Peace can be defined as:
- a state or period of mutual concord
- harmony in personal relations
- freedom from disquieting or oppressive thoughts or emotions
- freedom from civil disturbance
- a state of tranquility or quiet
- a pact or agreement to end hostilities between those who have been at war or in a state of enmity
I can honestly say, my life is not always the center of peace. So how can I be judgmental of those who exemplify the complete antithesis of peace as I sometimes do? I can’t. My role is not to judge, or point fingers. My role is to be peace right where I am in my everyday life.
Fortunately, I had the pleasure of listening to Rev. Michael Beckwith in an interview with Dr. Marissa Pei, which examines how more peace can be demonstrated in our world.
The insights from Rev. Beckwith on where you can begin with peace in your life are as follows:
- When in conversation, listen to what is being said without interrupting; this helps to birth compassion, understanding and dialoguing from a place of willingness to see someone else’s perspective.
- Have an awareness of peace that is not based solely on conditions or circumstances; the quality of peace should be present enough in you that it can be seen when you walk into a room regardless of what is going on.
- Find your own source of peace to tap into even when you don’t see it in your world.
- Find a place within your community where you can share your gifts and talents.
- Go outside and actually make friends with people who live near you; this creates the energy of “taking care of each other.”

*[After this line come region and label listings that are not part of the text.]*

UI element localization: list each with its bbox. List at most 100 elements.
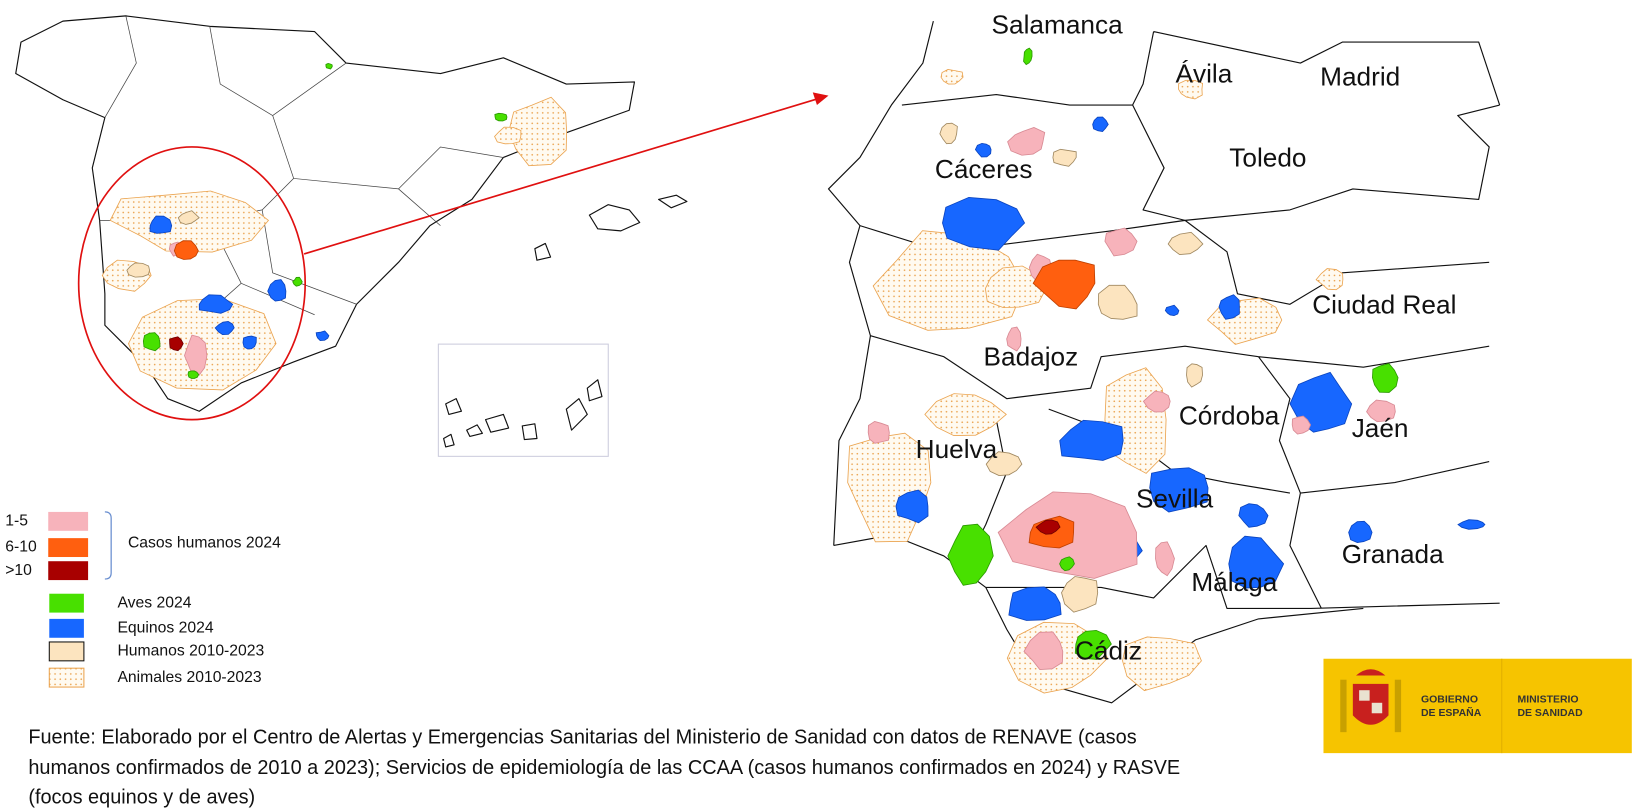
outbreak-area — [1023, 631, 1064, 670]
legend-item-label: Animales 2010-2023 — [117, 669, 261, 686]
focus-ellipse — [77, 146, 307, 421]
legend-bracket — [104, 511, 112, 580]
outbreak-area — [214, 321, 235, 336]
outbreak-area — [142, 332, 161, 352]
outbreak-area — [267, 279, 287, 302]
outbreak-area — [1142, 390, 1171, 413]
province-label: Ciudad Real — [1312, 289, 1456, 319]
legend-item-label: Humanos 2010-2023 — [117, 643, 264, 660]
outbreak-area — [942, 196, 1026, 251]
logo-text: GOBIERNO — [1421, 694, 1478, 705]
outbreak-area — [974, 142, 992, 158]
source-line: Fuente: Elaborado por el Centro de Alert… — [28, 727, 1136, 749]
canary-inset — [437, 343, 609, 457]
legend-swatch — [49, 618, 84, 638]
outbreak-area — [1366, 399, 1396, 423]
legend-range-label: 6-10 — [5, 539, 37, 556]
outbreak-area — [494, 112, 508, 122]
province-label: Granada — [1342, 539, 1444, 569]
outbreak-area — [1228, 535, 1285, 589]
outbreak-area — [169, 336, 184, 352]
province-label: Cáceres — [935, 154, 1033, 184]
canary-islands — [443, 379, 603, 448]
province-label: Badajoz — [984, 342, 1079, 372]
outbreak-area — [985, 451, 1023, 476]
outbreak-area — [187, 370, 200, 379]
legend-swatch — [48, 538, 89, 558]
outbreak-area — [1289, 371, 1353, 433]
source-line: (focos equinos y de aves) — [28, 786, 255, 808]
arrow-head — [812, 92, 829, 106]
outbreak-area — [1092, 116, 1109, 133]
province-label: Jaén — [1352, 413, 1409, 443]
outbreak-area — [494, 126, 522, 145]
province-label: Toledo — [1229, 142, 1306, 172]
legend-range-label: >10 — [5, 562, 32, 579]
outbreak-area — [1372, 363, 1399, 393]
source-line: humanos confirmados de 2010 a 2023); Ser… — [28, 757, 1180, 779]
outbreak-area — [1104, 367, 1167, 474]
legend: Casos humanos 2024 1-5 6-10 >10 Aves 2024 Eq… — [5, 511, 281, 688]
province-label: Cádiz — [1075, 635, 1142, 665]
logo-text: DE SANIDAD — [1517, 708, 1583, 719]
province-label: Madrid — [1320, 62, 1400, 92]
outbreak-area — [1348, 520, 1373, 543]
outbreak-area — [1218, 294, 1240, 320]
province-labels: Salamanca Ávila Madrid Cáceres Toledo Ci… — [916, 9, 1457, 665]
outbreak-area — [939, 122, 958, 145]
outbreak-area — [1457, 519, 1486, 530]
outbreak-area — [1035, 519, 1061, 535]
outbreak-area — [895, 489, 929, 524]
legend-item-label: Equinos 2024 — [117, 619, 213, 636]
province-label: Ávila — [1176, 59, 1233, 89]
coat-of-arms — [1340, 669, 1402, 733]
legend-swatch — [48, 561, 89, 581]
outbreak-area — [1074, 629, 1112, 660]
outbreak-area — [1315, 268, 1344, 291]
province-label: Córdoba — [1179, 400, 1280, 430]
outbreak-area — [924, 393, 1007, 436]
legend-swatch — [49, 593, 84, 613]
zoom-arrow — [303, 97, 819, 255]
outbreak-area — [1149, 467, 1209, 513]
outbreak-area — [1178, 79, 1204, 100]
province-borders — [827, 20, 1501, 704]
outbreak-area — [1238, 503, 1269, 528]
outbreak-area — [940, 69, 964, 85]
balearic-islands — [534, 194, 688, 261]
outbreak-area — [325, 63, 333, 70]
outbreak-area — [1052, 148, 1077, 167]
legend-group-title: Casos humanos 2024 — [128, 535, 281, 552]
outbreak-area — [292, 276, 303, 287]
province-label: Salamanca — [992, 9, 1124, 39]
outbreak-area — [1155, 541, 1175, 577]
outbreak-areas — [101, 47, 1486, 694]
outbreak-area — [1023, 47, 1033, 66]
legend-swatch — [48, 641, 85, 662]
outbreak-area — [242, 335, 257, 350]
outbreak-area — [1006, 326, 1022, 352]
legend-swatch — [48, 511, 89, 531]
region-borders — [99, 15, 504, 368]
outbreak-area — [149, 215, 173, 234]
overview-map — [15, 15, 829, 457]
province-label: Sevilla — [1136, 483, 1214, 513]
outbreak-area — [184, 334, 208, 376]
outbreak-area — [1206, 297, 1283, 345]
province-label: Málaga — [1191, 567, 1277, 597]
outbreak-area — [1008, 586, 1062, 621]
outbreak-area — [198, 294, 234, 314]
source-note: Fuente: Elaborado por el Centro de Alert… — [28, 727, 1180, 809]
province-label: Huelva — [916, 434, 998, 464]
outbreak-area — [177, 210, 200, 225]
outbreak-area — [1104, 227, 1138, 257]
spain-outline — [15, 15, 636, 412]
outbreak-area — [1032, 259, 1096, 310]
outbreak-area — [173, 240, 199, 260]
government-logo: GOBIERNO DE ESPAÑA MINISTERIO DE SANIDAD — [1323, 658, 1632, 754]
logo-text: MINISTERIO — [1517, 694, 1578, 705]
outbreak-area — [1059, 556, 1075, 572]
outbreak-area — [1059, 419, 1124, 461]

- Participate in events or gatherings without a disdain, or hate, for the “other side” or someone else’s view that is different from yours; this creates an energy of tolerance.
- Know that there is something that you are being spiritually asked to do while you are on this planet.
- Support people who promote peace; not simply by donating money annually, but actively supporting people who authentically embody peace; this creates an energy of seeding the possibility of “an idea whose time has come.”
- Know that small groups of people can articulate a new vision.
- Establish a higher vision for your immediate world and the larger world and keep it in focus.
Peace is not something far off into the distance that someone else has to give to us. It is something that we create. It is something within our reach.
At this moment, because we are the ones asking the question, or reading the article about the possibility of peace, we are the ones being called to decide that peace is what is wanted and “contribute the best that we have, and all that we are, toward creating a world that supports everyone.”
This is precisely the time to remember, “Never doubt that a small group of thoughtful, committed citizens can change the world; indeed, it’s the only thing that ever has.”